Me and White Supremacy

This week, I’ve been slowly getting through the book Me and White Supremacy by Layla F. Saad. What originally started as a 28-day social media challenge ended up going viral, garnering the support and responses from tens of thousands of people around the world. The point of the challenge was to have each person lean in to challenge, examine, and ultimately take ownership and responsibility of the ways that they uphold white supremacy in their lives.
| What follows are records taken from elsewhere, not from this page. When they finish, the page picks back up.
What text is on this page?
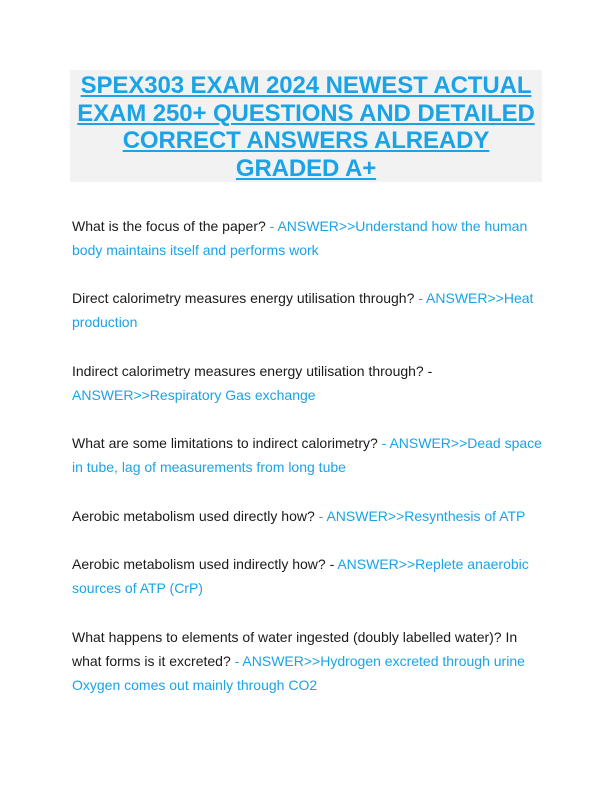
SPEX303 EXAM 2024 NEWEST ACTUAL
EXAM 250+ QUESTIONS AND DETAILED
CORRECT ANSWERS ALREADY
GRADED A+

What is the focus of the paper? - ANSWER>>Understand how the human body maintains itself and performs work

Direct calorimetry measures energy utilisation through? - ANSWER>>Heat production

Indirect calorimetry measures energy utilisation through? - ANSWER>>Respiratory Gas exchange

What are some limitations to indirect calorimetry? - ANSWER>>Dead space in tube, lag of measurements from long tube

Aerobic metabolism used directly how? - ANSWER>>Resynthesis of ATP

Aerobic metabolism used indirectly how? - ANSWER>>Replete anaerobic sources of ATP (CrP)

What happens to elements of water ingested (doubly labelled water)? In what forms is it excreted? - ANSWER>>Hydrogen excreted through urine
Oxygen comes out mainly through CO2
Now, this guide has been published as a book with a foreword added by the antiracism educator and sociologist Robin DiAngelo, as well as additional historical and cultural contexts, stories and anecdotes, and expanded definitions.

One thought that immediately is shared in the book is that when most people hear “White supremacy” or “White supremacist,” their thoughts immediately go to images of the Ku Klux Klan, David Duke, Donald Trump, Steve Bannon, etc. In other words, they hear “white supremacy” and think it has nothing to do with them as individuals because they try to see all people regardless of race or color as “equal.” But Saad argues that this thinking is so far from the truth, and that in fact, White supremacy is “an ideology, a paradigm, an institutional system, and a worldview that you have been born into” by virtue of your privileges and socialization into a world that has created the social construction of race and thus socializes you to conform to those social constructions.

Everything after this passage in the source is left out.